The new taxes, or fees, could be included in the budget Obama is to submit to Congress in early February, The Washington Post and Bloomberg financial news service reported.

The details of the plan were not yet finalised but expected to include a levy on financial institutions according to their size and the risk levels of their activities, officials who spoke to the newspapers on condition of anonymity said.

The revenues would be used to reduce the US budget deficit, which surged to $1.4 trillion last year, its highest since World War II. The penalties were also seen as a way to discourage excessive risk-taking by banks in the future.

“The president has talked on a number of occasions about ensuring that the money that taxpayers have put up to rescue our financial system is paid back in full,” White House Press Secretary Robert Gibbs said Monday. He did not comment on Obama’s budget plans.

The tax was also expected to help appease US taxpayers angry at the banks’ state-aided return to profitability and the reappearance of bonus payments for executives while unemployment continues to rise.
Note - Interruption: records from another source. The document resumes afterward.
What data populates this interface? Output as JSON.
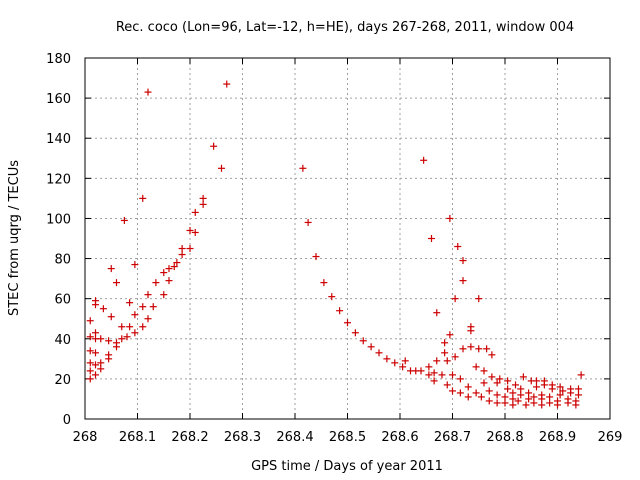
{
  "chart_data": {
    "type": "scatter",
    "title": "Rec. coco (Lon=96, Lat=-12, h=HE), days 267-268, 2011, window 004",
    "xlabel": "GPS time / Days of year 2011",
    "ylabel": "STEC from uqrg / TECUs",
    "xlim": [
      268,
      269
    ],
    "ylim": [
      0,
      180
    ],
    "xticks": [
      "268",
      "268.1",
      "268.2",
      "268.3",
      "268.4",
      "268.5",
      "268.6",
      "268.7",
      "268.8",
      "268.9",
      "269"
    ],
    "yticks": [
      "0",
      "20",
      "40",
      "60",
      "80",
      "100",
      "120",
      "140",
      "160",
      "180"
    ],
    "grid": true,
    "marker": "+",
    "color": "#cc0000",
    "points": [
      [
        268.01,
        20
      ],
      [
        268.01,
        24
      ],
      [
        268.01,
        28
      ],
      [
        268.01,
        34
      ],
      [
        268.01,
        41
      ],
      [
        268.01,
        49
      ],
      [
        268.02,
        22
      ],
      [
        268.02,
        27
      ],
      [
        268.02,
        33
      ],
      [
        268.02,
        40
      ],
      [
        268.02,
        43
      ],
      [
        268.02,
        57
      ],
      [
        268.02,
        59
      ],
      [
        268.03,
        25
      ],
      [
        268.03,
        28
      ],
      [
        268.03,
        40
      ],
      [
        268.035,
        55
      ],
      [
        268.045,
        30
      ],
      [
        268.045,
        32
      ],
      [
        268.045,
        39
      ],
      [
        268.05,
        51
      ],
      [
        268.05,
        75
      ],
      [
        268.06,
        36
      ],
      [
        268.06,
        38
      ],
      [
        268.06,
        68
      ],
      [
        268.07,
        40
      ],
      [
        268.07,
        46
      ],
      [
        268.075,
        99
      ],
      [
        268.08,
        41
      ],
      [
        268.085,
        58
      ],
      [
        268.085,
        46
      ],
      [
        268.095,
        77
      ],
      [
        268.095,
        52
      ],
      [
        268.095,
        43
      ],
      [
        268.11,
        110
      ],
      [
        268.11,
        46
      ],
      [
        268.11,
        56
      ],
      [
        268.12,
        163
      ],
      [
        268.12,
        50
      ],
      [
        268.12,
        62
      ],
      [
        268.13,
        56
      ],
      [
        268.135,
        68
      ],
      [
        268.15,
        62
      ],
      [
        268.15,
        73
      ],
      [
        268.16,
        69
      ],
      [
        268.16,
        75
      ],
      [
        268.17,
        76
      ],
      [
        268.175,
        78
      ],
      [
        268.185,
        82
      ],
      [
        268.185,
        85
      ],
      [
        268.2,
        85
      ],
      [
        268.2,
        94
      ],
      [
        268.21,
        93
      ],
      [
        268.21,
        103
      ],
      [
        268.225,
        107
      ],
      [
        268.225,
        110
      ],
      [
        268.245,
        136
      ],
      [
        268.26,
        125
      ],
      [
        268.27,
        167
      ],
      [
        268.415,
        125
      ],
      [
        268.425,
        98
      ],
      [
        268.44,
        81
      ],
      [
        268.455,
        68
      ],
      [
        268.47,
        61
      ],
      [
        268.485,
        54
      ],
      [
        268.5,
        48
      ],
      [
        268.515,
        43
      ],
      [
        268.53,
        39
      ],
      [
        268.545,
        36
      ],
      [
        268.56,
        33
      ],
      [
        268.575,
        30
      ],
      [
        268.59,
        28
      ],
      [
        268.605,
        26
      ],
      [
        268.61,
        29
      ],
      [
        268.62,
        24
      ],
      [
        268.63,
        24
      ],
      [
        268.64,
        24
      ],
      [
        268.645,
        129
      ],
      [
        268.655,
        22
      ],
      [
        268.655,
        26
      ],
      [
        268.66,
        90
      ],
      [
        268.665,
        19
      ],
      [
        268.665,
        23
      ],
      [
        268.67,
        29
      ],
      [
        268.67,
        53
      ],
      [
        268.68,
        22
      ],
      [
        268.685,
        33
      ],
      [
        268.685,
        38
      ],
      [
        268.69,
        17
      ],
      [
        268.69,
        29
      ],
      [
        268.695,
        42
      ],
      [
        268.695,
        100
      ],
      [
        268.7,
        14
      ],
      [
        268.7,
        22
      ],
      [
        268.705,
        31
      ],
      [
        268.705,
        60
      ],
      [
        268.71,
        86
      ],
      [
        268.715,
        13
      ],
      [
        268.715,
        20
      ],
      [
        268.72,
        35
      ],
      [
        268.72,
        69
      ],
      [
        268.72,
        79
      ],
      [
        268.73,
        11
      ],
      [
        268.73,
        16
      ],
      [
        268.735,
        36
      ],
      [
        268.735,
        44
      ],
      [
        268.735,
        46
      ],
      [
        268.745,
        13
      ],
      [
        268.745,
        26
      ],
      [
        268.75,
        35
      ],
      [
        268.75,
        60
      ],
      [
        268.755,
        11
      ],
      [
        268.76,
        18
      ],
      [
        268.76,
        24
      ],
      [
        268.765,
        35
      ],
      [
        268.77,
        9
      ],
      [
        268.77,
        14
      ],
      [
        268.775,
        21
      ],
      [
        268.775,
        32
      ],
      [
        268.785,
        8
      ],
      [
        268.785,
        12
      ],
      [
        268.785,
        18
      ],
      [
        268.79,
        20
      ],
      [
        268.8,
        8
      ],
      [
        268.8,
        11
      ],
      [
        268.805,
        15
      ],
      [
        268.805,
        19
      ],
      [
        268.815,
        7
      ],
      [
        268.815,
        10
      ],
      [
        268.815,
        13
      ],
      [
        268.82,
        17
      ],
      [
        268.825,
        9
      ],
      [
        268.83,
        12
      ],
      [
        268.83,
        15
      ],
      [
        268.835,
        21
      ],
      [
        268.84,
        7
      ],
      [
        268.845,
        10
      ],
      [
        268.845,
        13
      ],
      [
        268.85,
        19
      ],
      [
        268.855,
        8
      ],
      [
        268.855,
        11
      ],
      [
        268.86,
        16
      ],
      [
        268.86,
        19
      ],
      [
        268.87,
        7
      ],
      [
        268.87,
        10
      ],
      [
        268.87,
        12
      ],
      [
        268.875,
        17
      ],
      [
        268.875,
        19
      ],
      [
        268.885,
        8
      ],
      [
        268.885,
        11
      ],
      [
        268.89,
        15
      ],
      [
        268.89,
        17
      ],
      [
        268.9,
        7
      ],
      [
        268.9,
        9
      ],
      [
        268.905,
        12
      ],
      [
        268.905,
        16
      ],
      [
        268.91,
        14
      ],
      [
        268.92,
        8
      ],
      [
        268.92,
        10
      ],
      [
        268.925,
        13
      ],
      [
        268.925,
        15
      ],
      [
        268.935,
        7
      ],
      [
        268.935,
        9
      ],
      [
        268.94,
        12
      ],
      [
        268.94,
        15
      ],
      [
        268.945,
        22
      ]
    ]
  }
}
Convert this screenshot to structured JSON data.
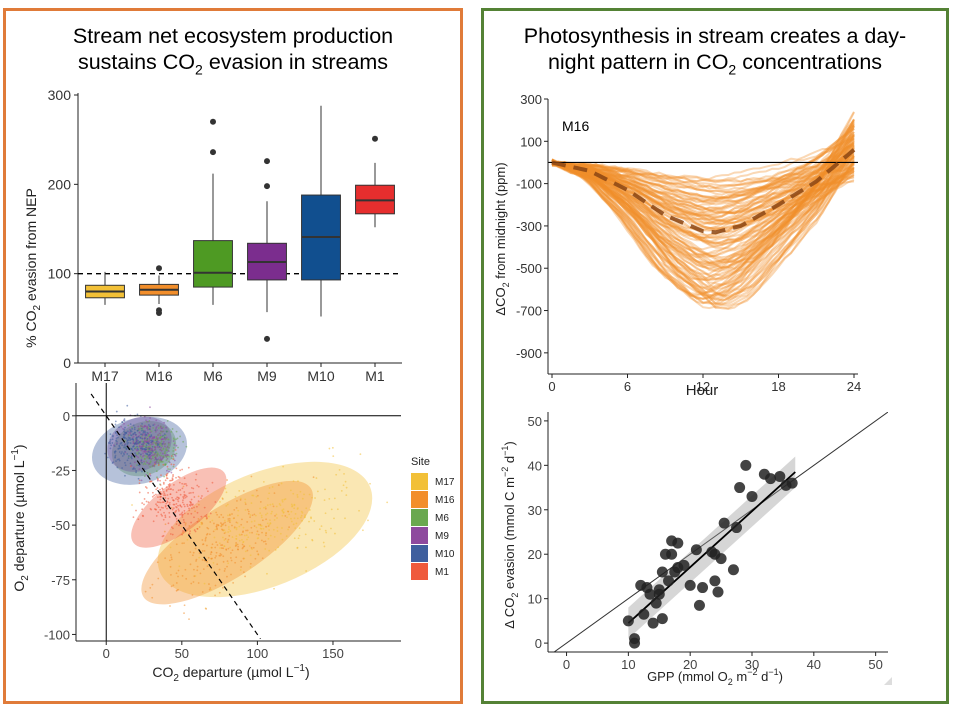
{
  "left_panel": {
    "title_line1": "Stream net ecosystem production",
    "title_line2_pre": "sustains CO",
    "title_line2_sub": "2",
    "title_line2_post": " evasion in streams",
    "border_color": "#e07b39"
  },
  "right_panel": {
    "title_line1": "Photosynthesis in stream creates a day-",
    "title_line2_pre": "night pattern in CO",
    "title_line2_sub": "2",
    "title_line2_post": " concentrations",
    "border_color": "#548235"
  },
  "chart_data": [
    {
      "id": "boxplot",
      "type": "box",
      "ylabel_pre": "% CO",
      "ylabel_sub": "2",
      "ylabel_post": " evasion from NEP",
      "ylim": [
        0,
        300
      ],
      "yticks": [
        0,
        100,
        200,
        300
      ],
      "reference_line": 100,
      "categories": [
        "M17",
        "M16",
        "M6",
        "M9",
        "M10",
        "M1"
      ],
      "boxes": [
        {
          "site": "M17",
          "color": "#f2c037",
          "whisker_low": 65,
          "q1": 73,
          "median": 80,
          "q3": 87,
          "whisker_high": 102,
          "outliers": []
        },
        {
          "site": "M16",
          "color": "#f28e2b",
          "whisker_low": 66,
          "q1": 76,
          "median": 82,
          "q3": 88,
          "whisker_high": 98,
          "outliers": [
            56,
            59,
            106
          ]
        },
        {
          "site": "M6",
          "color": "#4e9a23",
          "whisker_low": 65,
          "q1": 85,
          "median": 101,
          "q3": 137,
          "whisker_high": 212,
          "outliers": [
            236,
            270
          ]
        },
        {
          "site": "M9",
          "color": "#7b2d8e",
          "whisker_low": 57,
          "q1": 93,
          "median": 113,
          "q3": 134,
          "whisker_high": 181,
          "outliers": [
            27,
            198,
            226
          ]
        },
        {
          "site": "M10",
          "color": "#114f8f",
          "whisker_low": 52,
          "q1": 93,
          "median": 141,
          "q3": 188,
          "whisker_high": 288,
          "outliers": []
        },
        {
          "site": "M1",
          "color": "#e62e2e",
          "whisker_low": 152,
          "q1": 167,
          "median": 182,
          "q3": 199,
          "whisker_high": 224,
          "outliers": [
            251
          ]
        }
      ]
    },
    {
      "id": "departure",
      "type": "scatter",
      "xlabel_pre": "CO",
      "xlabel_sub": "2",
      "xlabel_post": " departure (µmol L",
      "xlabel_sup": "−1",
      "xlabel_end": ")",
      "ylabel_pre": "O",
      "ylabel_sub": "2",
      "ylabel_post": " departure (µmol L",
      "ylabel_sup": "−1",
      "ylabel_end": ")",
      "xlim": [
        -20,
        195
      ],
      "ylim": [
        -103,
        15
      ],
      "xticks": [
        0,
        50,
        100,
        150
      ],
      "yticks": [
        0,
        -25,
        -50,
        -75,
        -100
      ],
      "one_to_one_line": "y = -x",
      "legend_title": "Site",
      "legend_position": "right",
      "series": [
        {
          "name": "M17",
          "color": "#f2c037",
          "center": [
            110,
            -48
          ],
          "spread": [
            38,
            11
          ],
          "ellipse": [
            105,
            -52,
            75,
            26,
            -22
          ]
        },
        {
          "name": "M16",
          "color": "#f28e2b",
          "center": [
            75,
            -58
          ],
          "spread": [
            30,
            12
          ],
          "ellipse": [
            80,
            -58,
            66,
            16,
            -33
          ]
        },
        {
          "name": "M6",
          "color": "#6aa84f",
          "center": [
            32,
            -15
          ],
          "spread": [
            9,
            7
          ],
          "ellipse": [
            25,
            -15,
            22,
            12,
            -25
          ]
        },
        {
          "name": "M9",
          "color": "#8e4a9e",
          "center": [
            28,
            -13
          ],
          "spread": [
            9,
            7
          ],
          "ellipse": [
            22,
            -13,
            22,
            12,
            -25
          ]
        },
        {
          "name": "M10",
          "color": "#3f5f9e",
          "center": [
            18,
            -13
          ],
          "spread": [
            10,
            7
          ],
          "ellipse": [
            22,
            -16,
            32,
            15,
            -15
          ]
        },
        {
          "name": "M1",
          "color": "#ef5a3c",
          "center": [
            45,
            -38
          ],
          "spread": [
            14,
            10
          ],
          "ellipse": [
            48,
            -42,
            38,
            11,
            -38
          ]
        }
      ]
    },
    {
      "id": "diel",
      "type": "line",
      "site_label": "M16",
      "xlabel": "Hour",
      "ylabel_pre": "ΔCO",
      "ylabel_sub": "2",
      "ylabel_post": " from midnight (ppm)",
      "xlim": [
        0,
        24
      ],
      "ylim": [
        -1000,
        300
      ],
      "xticks": [
        0,
        6,
        12,
        18,
        24
      ],
      "yticks": [
        100,
        -100,
        -300,
        -500,
        -700,
        -900,
        300
      ],
      "series_color": "#f28e2b",
      "mean_color": "#8b4513",
      "mean_curve": {
        "x": [
          0,
          3,
          6,
          9,
          12,
          13,
          15,
          18,
          21,
          24
        ],
        "y": [
          0,
          -40,
          -130,
          -250,
          -325,
          -330,
          -300,
          -200,
          -90,
          60
        ]
      }
    },
    {
      "id": "gpp",
      "type": "scatter",
      "xlabel_pre": "GPP (mmol O",
      "xlabel_sub": "2",
      "xlabel_mid": " m",
      "xlabel_sup1": "−2",
      "xlabel_mid2": " d",
      "xlabel_sup2": "−1",
      "xlabel_end": ")",
      "ylabel_pre": "Δ CO",
      "ylabel_sub": "2",
      "ylabel_mid": " evasion (mmol C m",
      "ylabel_sup1": "−2",
      "ylabel_mid2": " d",
      "ylabel_sup2": "−1",
      "ylabel_end": ")",
      "xlim": [
        -3,
        52
      ],
      "ylim": [
        -2,
        52
      ],
      "xticks": [
        0,
        10,
        20,
        30,
        40,
        50
      ],
      "yticks": [
        0,
        10,
        20,
        30,
        40,
        50
      ],
      "one_to_one_line": "y = x",
      "fit": {
        "x": [
          10,
          37
        ],
        "y": [
          4.5,
          38.5
        ]
      },
      "points": [
        [
          10,
          5
        ],
        [
          11,
          1
        ],
        [
          11,
          0
        ],
        [
          12,
          13
        ],
        [
          12.5,
          6.5
        ],
        [
          13,
          12.5
        ],
        [
          13.5,
          11
        ],
        [
          14,
          4.5
        ],
        [
          14.5,
          9
        ],
        [
          15,
          12
        ],
        [
          15.5,
          5.5
        ],
        [
          15.5,
          16
        ],
        [
          15,
          11
        ],
        [
          16,
          20
        ],
        [
          16.5,
          14
        ],
        [
          17,
          23
        ],
        [
          17,
          20
        ],
        [
          17.5,
          16
        ],
        [
          18,
          22.5
        ],
        [
          18,
          17
        ],
        [
          19,
          17.5
        ],
        [
          20,
          13
        ],
        [
          21,
          21
        ],
        [
          21.5,
          8.5
        ],
        [
          22,
          12.5
        ],
        [
          23.5,
          20.5
        ],
        [
          24,
          20
        ],
        [
          24,
          14
        ],
        [
          24.5,
          11.5
        ],
        [
          25,
          19
        ],
        [
          25.5,
          27
        ],
        [
          27,
          16.5
        ],
        [
          27.5,
          26
        ],
        [
          28,
          35
        ],
        [
          29,
          40
        ],
        [
          30,
          33
        ],
        [
          32,
          38
        ],
        [
          33,
          37
        ],
        [
          34.5,
          37.5
        ],
        [
          35.5,
          35.5
        ],
        [
          36.5,
          36
        ]
      ]
    }
  ]
}
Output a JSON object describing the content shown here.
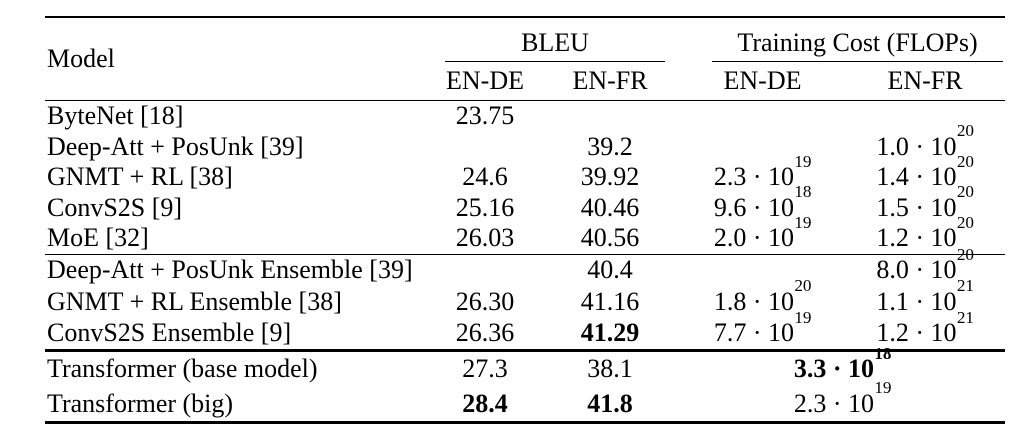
{
  "colors": {
    "background": "#ffffff",
    "text": "#000000",
    "rule": "#000000"
  },
  "table": {
    "header": {
      "model_label": "Model",
      "groups": [
        {
          "label": "BLEU",
          "subcols": [
            "EN-DE",
            "EN-FR"
          ]
        },
        {
          "label": "Training Cost (FLOPs)",
          "subcols": [
            "EN-DE",
            "EN-FR"
          ]
        }
      ]
    },
    "sections": [
      {
        "name": "single-models",
        "rows": [
          {
            "model": "ByteNet [18]",
            "cells": [
              {
                "v": "23.75"
              },
              {
                "v": ""
              },
              {
                "v": ""
              },
              {
                "v": ""
              }
            ]
          },
          {
            "model": "Deep-Att + PosUnk [39]",
            "cells": [
              {
                "v": ""
              },
              {
                "v": "39.2"
              },
              {
                "v": ""
              },
              {
                "v": "1.0 · 10^20"
              }
            ]
          },
          {
            "model": "GNMT + RL [38]",
            "cells": [
              {
                "v": "24.6"
              },
              {
                "v": "39.92"
              },
              {
                "v": "2.3 · 10^19"
              },
              {
                "v": "1.4 · 10^20"
              }
            ]
          },
          {
            "model": "ConvS2S [9]",
            "cells": [
              {
                "v": "25.16"
              },
              {
                "v": "40.46"
              },
              {
                "v": "9.6 · 10^18"
              },
              {
                "v": "1.5 · 10^20"
              }
            ]
          },
          {
            "model": "MoE [32]",
            "cells": [
              {
                "v": "26.03"
              },
              {
                "v": "40.56"
              },
              {
                "v": "2.0 · 10^19"
              },
              {
                "v": "1.2 · 10^20"
              }
            ]
          }
        ]
      },
      {
        "name": "ensembles",
        "rows": [
          {
            "model": "Deep-Att + PosUnk Ensemble [39]",
            "cells": [
              {
                "v": ""
              },
              {
                "v": "40.4"
              },
              {
                "v": ""
              },
              {
                "v": "8.0 · 10^20"
              }
            ]
          },
          {
            "model": "GNMT + RL Ensemble [38]",
            "cells": [
              {
                "v": "26.30"
              },
              {
                "v": "41.16"
              },
              {
                "v": "1.8 · 10^20"
              },
              {
                "v": "1.1 · 10^21"
              }
            ]
          },
          {
            "model": "ConvS2S Ensemble [9]",
            "cells": [
              {
                "v": "26.36"
              },
              {
                "v": "41.29",
                "bold": true
              },
              {
                "v": "7.7 · 10^19"
              },
              {
                "v": "1.2 · 10^21"
              }
            ]
          }
        ]
      },
      {
        "name": "transformers",
        "rows": [
          {
            "model": "Transformer (base model)",
            "cells": [
              {
                "v": "27.3"
              },
              {
                "v": "38.1"
              },
              {
                "v": "3.3 · 10^18",
                "bold": true,
                "span": 2
              }
            ]
          },
          {
            "model": "Transformer (big)",
            "cells": [
              {
                "v": "28.4",
                "bold": true
              },
              {
                "v": "41.8",
                "bold": true
              },
              {
                "v": "2.3 · 10^19",
                "span": 2
              }
            ]
          }
        ]
      }
    ]
  }
}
Profits at finance companies have rebounded and might triple by 2011, according to a survey conducted by Bloomberg.

Goldman Sachs Group Inc, which received bail-out money from the government but has been paying billions of dollars in bonuses to employees, could soon require its workers to donate a certain percentage of their income to charities to improve its public image, The New York Times reported Monday.

Previous plans to recover some of the bail-out money through a transaction tax or a tax on bonuses were rejected by the administration.

Its new plan faced criticism. Edward L Yingling, president of the American Bankers Association, warned that a levy on large banks would “decrease their ability to lend.”

Speaking to the Times, he added that Obama had recently urged bankers to ease restrictions on loans to small businesses.